From pyspark.sql import SparkSession spark = SparkSession\ .builder\ .appName ("Cache Demo")\ .master ("spark://10.206.132.113:7077")\ .config ('spark.driver.memory',' 5g')\ .config ('spark.executor.memory',' 5g')\ .config ("spark.cores.max", 20)\ .getOrCreate ()

Read two files for testing, and one of them uses Cache

Ds1 = spark.read.json (os.path.join (data_path, "data.2018-01-04")) ds2 = spark.read.json (os.path.join (data_path, "data.2018-01-05")) ds1.cache () # cache for * dataframe.

Note: these two data files were generated on January 4 and January 5, respectively. The size is very close, all 3.1g.

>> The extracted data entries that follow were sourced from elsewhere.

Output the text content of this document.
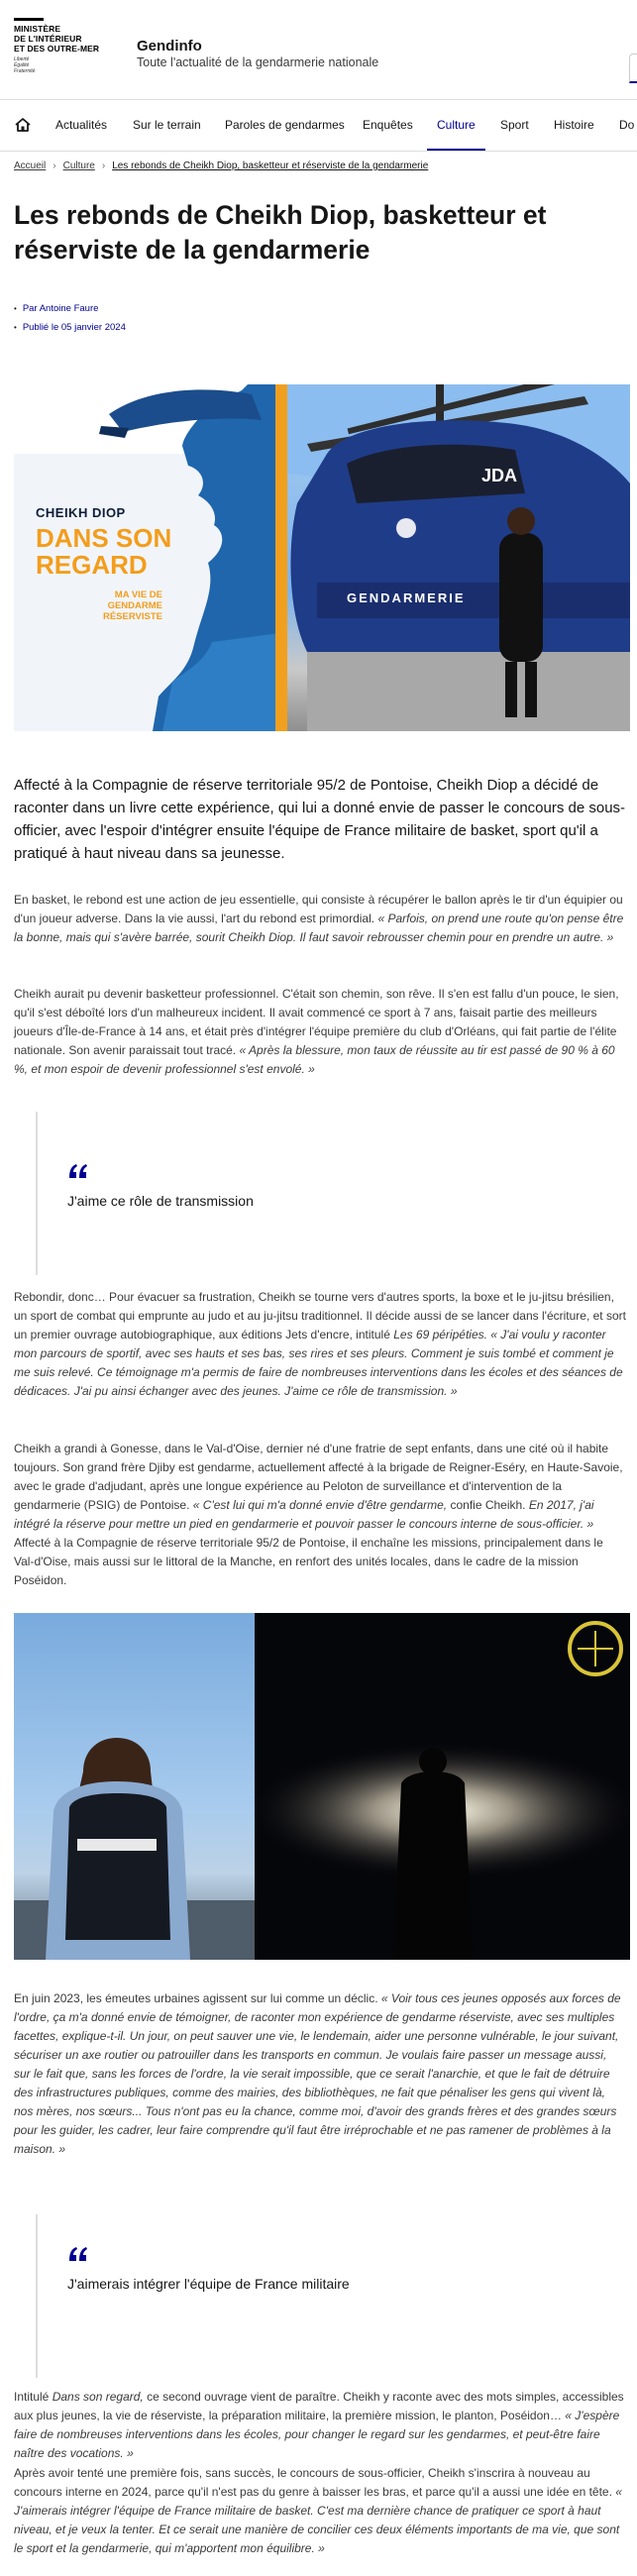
MINISTÈRE
DE L'INTÉRIEUR
ET DES OUTRE-MER
Liberté
Égalité
Fraternité
Gendinfo
Toute l'actualité de la gendarmerie nationale
Actualités Sur le terrain Paroles de gendarmes Enquêtes Culture Sport Histoire Do
Accueil › Culture › Les rebonds de Cheikh Diop, basketteur et réserviste de la gendarmerie
Les rebonds de Cheikh Diop, basketteur et réserviste de la gendarmerie
• Par Antoine Faure
• Publié le 05 janvier 2024
CHEIKH DIOP
DANS SON
REGARD
MA VIE DE GENDARME RÉSERVISTE
JDA
GENDARMERIE

Affecté à la Compagnie de réserve territoriale 95/2 de Pontoise, Cheikh Diop a décidé de raconter dans un livre cette expérience, qui lui a donné envie de passer le concours de sous-officier, avec l'espoir d'intégrer ensuite l'équipe de France militaire de basket, sport qu'il a pratiqué à haut niveau dans sa jeunesse.

En basket, le rebond est une action de jeu essentielle, qui consiste à récupérer le ballon après le tir d'un équipier ou d'un joueur adverse. Dans la vie aussi, l'art du rebond est primordial. « Parfois, on prend une route qu'on pense être la bonne, mais qui s'avère barrée, sourit Cheikh Diop. Il faut savoir rebrousser chemin pour en prendre un autre. »

Cheikh aurait pu devenir basketteur professionnel. C'était son chemin, son rêve. Il s'en est fallu d'un pouce, le sien, qu'il s'est déboîté lors d'un malheureux incident. Il avait commencé ce sport à 7 ans, faisait partie des meilleurs joueurs d'Île-de-France à 14 ans, et était près d'intégrer l'équipe première du club d'Orléans, qui fait partie de l'élite nationale. Son avenir paraissait tout tracé. « Après la blessure, mon taux de réussite au tir est passé de 90 % à 60 %, et mon espoir de devenir professionnel s'est envolé. »

J'aime ce rôle de transmission

Rebondir, donc… Pour évacuer sa frustration, Cheikh se tourne vers d'autres sports, la boxe et le ju-jitsu brésilien, un sport de combat qui emprunte au judo et au ju-jitsu traditionnel. Il décide aussi de se lancer dans l'écriture, et sort un premier ouvrage autobiographique, aux éditions Jets d'encre, intitulé Les 69 péripéties. « J'ai voulu y raconter mon parcours de sportif, avec ses hauts et ses bas, ses rires et ses pleurs. Comment je suis tombé et comment je me suis relevé. Ce témoignage m'a permis de faire de nombreuses interventions dans les écoles et des séances de dédicaces. J'ai pu ainsi échanger avec des jeunes. J'aime ce rôle de transmission. »

Cheikh a grandi à Gonesse, dans le Val-d'Oise, dernier né d'une fratrie de sept enfants, dans une cité où il habite toujours. Son grand frère Djiby est gendarme, actuellement affecté à la brigade de Reigner-Eséry, en Haute-Savoie, avec le grade d'adjudant, après une longue expérience au Peloton de surveillance et d'intervention de la gendarmerie (PSIG) de Pontoise. « C'est lui qui m'a donné envie d'être gendarme, confie Cheikh. En 2017, j'ai intégré la réserve pour mettre un pied en gendarmerie et pouvoir passer le concours interne de sous-officier. » Affecté à la Compagnie de réserve territoriale 95/2 de Pontoise, il enchaîne les missions, principalement dans le Val-d'Oise, mais aussi sur le littoral de la Manche, en renfort des unités locales, dans le cadre de la mission Poséidon.

En juin 2023, les émeutes urbaines agissent sur lui comme un déclic. « Voir tous ces jeunes opposés aux forces de l'ordre, ça m'a donné envie de témoigner, de raconter mon expérience de gendarme réserviste, avec ses multiples facettes, explique-t-il. Un jour, on peut sauver une vie, le lendemain, aider une personne vulnérable, le jour suivant, sécuriser un axe routier ou patrouiller dans les transports en commun. Je voulais faire passer un message aussi, sur le fait que, sans les forces de l'ordre, la vie serait impossible, que ce serait l'anarchie, et que le fait de détruire des infrastructures publiques, comme des mairies, des bibliothèques, ne fait que pénaliser les gens qui vivent là, nos mères, nos sœurs... Tous n'ont pas eu la chance, comme moi, d'avoir des grands frères et des grandes sœurs pour les guider, les cadrer, leur faire comprendre qu'il faut être irréprochable et ne pas ramener de problèmes à la maison. »

J'aimerais intégrer l'équipe de France militaire

Intitulé Dans son regard, ce second ouvrage vient de paraître. Cheikh y raconte avec des mots simples, accessibles aux plus jeunes, la vie de réserviste, la préparation militaire, la première mission, le planton, Poséidon… « J'espère faire de nombreuses interventions dans les écoles, pour changer le regard sur les gendarmes, et peut-être faire naître des vocations. »

Après avoir tenté une première fois, sans succès, le concours de sous-officier, Cheikh s'inscrira à nouveau au concours interne en 2024, parce qu'il n'est pas du genre à baisser les bras, et parce qu'il a aussi une idée en tête. « J'aimerais intégrer l'équipe de France militaire de basket. C'est ma dernière chance de pratiquer ce sport à haut niveau, et je veux la tenter. Et ce serait une manière de concilier ces deux éléments importants de ma vie, que sont le sport et la gendarmerie, qui m'apportent mon équilibre. »
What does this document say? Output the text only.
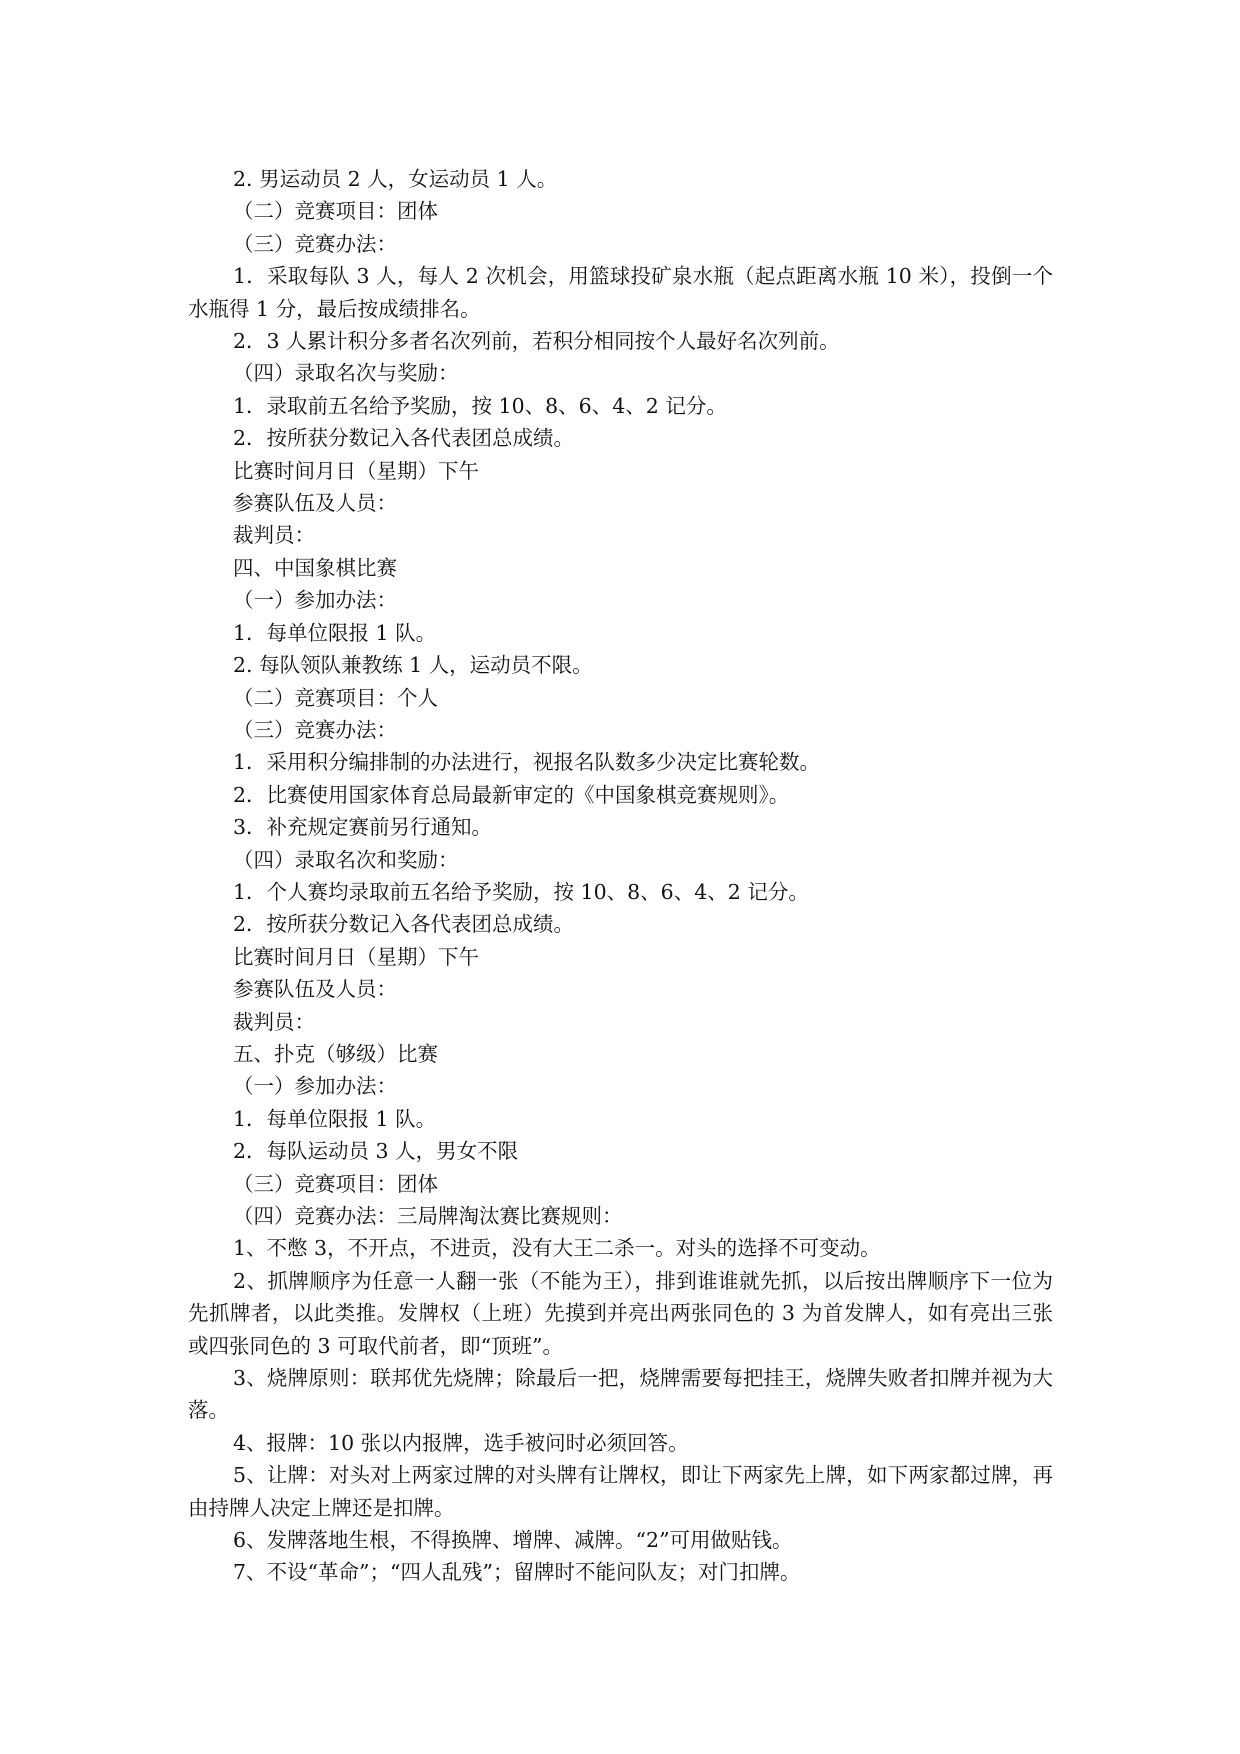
2. 男运动员 2 人，女运动员 1 人。

（二）竞赛项目：团体

（三）竞赛办法：

1．采取每队 3 人，每人 2 次机会，用篮球投矿泉水瓶（起点距离水瓶 10 米），投倒一个水瓶得 1 分，最后按成绩排名。

2．3 人累计积分多者名次列前，若积分相同按个人最好名次列前。

（四）录取名次与奖励：

1．录取前五名给予奖励，按 10、8、6、4、2 记分。

2．按所获分数记入各代表团总成绩。

比赛时间月日（星期）下午

参赛队伍及人员：

裁判员：

四、中国象棋比赛

（一）参加办法：

1．每单位限报 1 队。

2. 每队领队兼教练 1 人，运动员不限。

（二）竞赛项目：个人

（三）竞赛办法：

1．采用积分编排制的办法进行，视报名队数多少决定比赛轮数。

2．比赛使用国家体育总局最新审定的《中国象棋竞赛规则》。

3．补充规定赛前另行通知。

（四）录取名次和奖励：

1．个人赛均录取前五名给予奖励，按 10、8、6、4、2 记分。

2．按所获分数记入各代表团总成绩。

比赛时间月日（星期）下午

参赛队伍及人员：

裁判员：

五、扑克（够级）比赛

（一）参加办法：

1．每单位限报 1 队。

2．每队运动员 3 人，男女不限

（三）竞赛项目：团体

（四）竞赛办法：三局牌淘汰赛比赛规则：

1、不憋 3，不开点，不进贡，没有大王二杀一。对头的选择不可变动。

2、抓牌顺序为任意一人翻一张（不能为王），排到谁谁就先抓，以后按出牌顺序下一位为先抓牌者，以此类推。发牌权（上班）先摸到并亮出两张同色的 3 为首发牌人，如有亮出三张或四张同色的 3 可取代前者，即“顶班”。

3、烧牌原则：联邦优先烧牌；除最后一把，烧牌需要每把挂王，烧牌失败者扣牌并视为大落。

4、报牌：10 张以内报牌，选手被问时必须回答。

5、让牌：对头对上两家过牌的对头牌有让牌权，即让下两家先上牌，如下两家都过牌，再由持牌人决定上牌还是扣牌。

6、发牌落地生根，不得换牌、增牌、减牌。“2”可用做贴钱。

7、不设“革命”；“四人乱残”；留牌时不能问队友；对门扣牌。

To prevent Spark from doing any Cache impact experiments, read two different data files here.

Calculation time:

Import time def calc_timing (ds, app_name): T1 = time.time () related = ds.filter ("app_name ='% s'"% app_name) _ 1stRow = related.first () T2 = time.time () print "cost time:", T2-T1

Test results:

Calc_timing (ds1, "DrUnzip") # cost time: 13.3130679131 calc_timing (ds2, "DrUnzip") # cost time: 18.0472488403 calc_timing (ds1, "DrUnzip") # cost time: 0.868658065796 calc_timing (ds2, "DrUnzip") # cost time: 15.8150720596

You can see:

For DS1, although Cache is called, it is slow to perform filter operations for * times because it is not really used.

The second time I used DS1, it was much faster because of the cache.

On the other hand, there is little difference in the execution time of DS2.

If you go to Spark UI to check the execution time of each Job, you will find that it takes only 15 seconds to read data files.

Therefore, it can be guessed that after the DataFrame of Spark reads the data, even if it performs two identical operations, the time consumed cannot be reduced, because Spark does not put DS in memory by default.

This is the end of the "sample Analysis of the use of Spark Cache". Thank you for reading. If you want to know more about the industry, you can follow the website, the editor will output more high-quality practical articles for you!

Welcome to subscribe "Shulou Technology Information " to get latest news, interesting things and hot topics in the IT industry, and controls the hottest and latest Internet news, technology news and IT industry trends.

*The comments in the above article only represent the author's personal views and do not represent the views and positions of this website. If you have more insights, please feel free to contribute and share.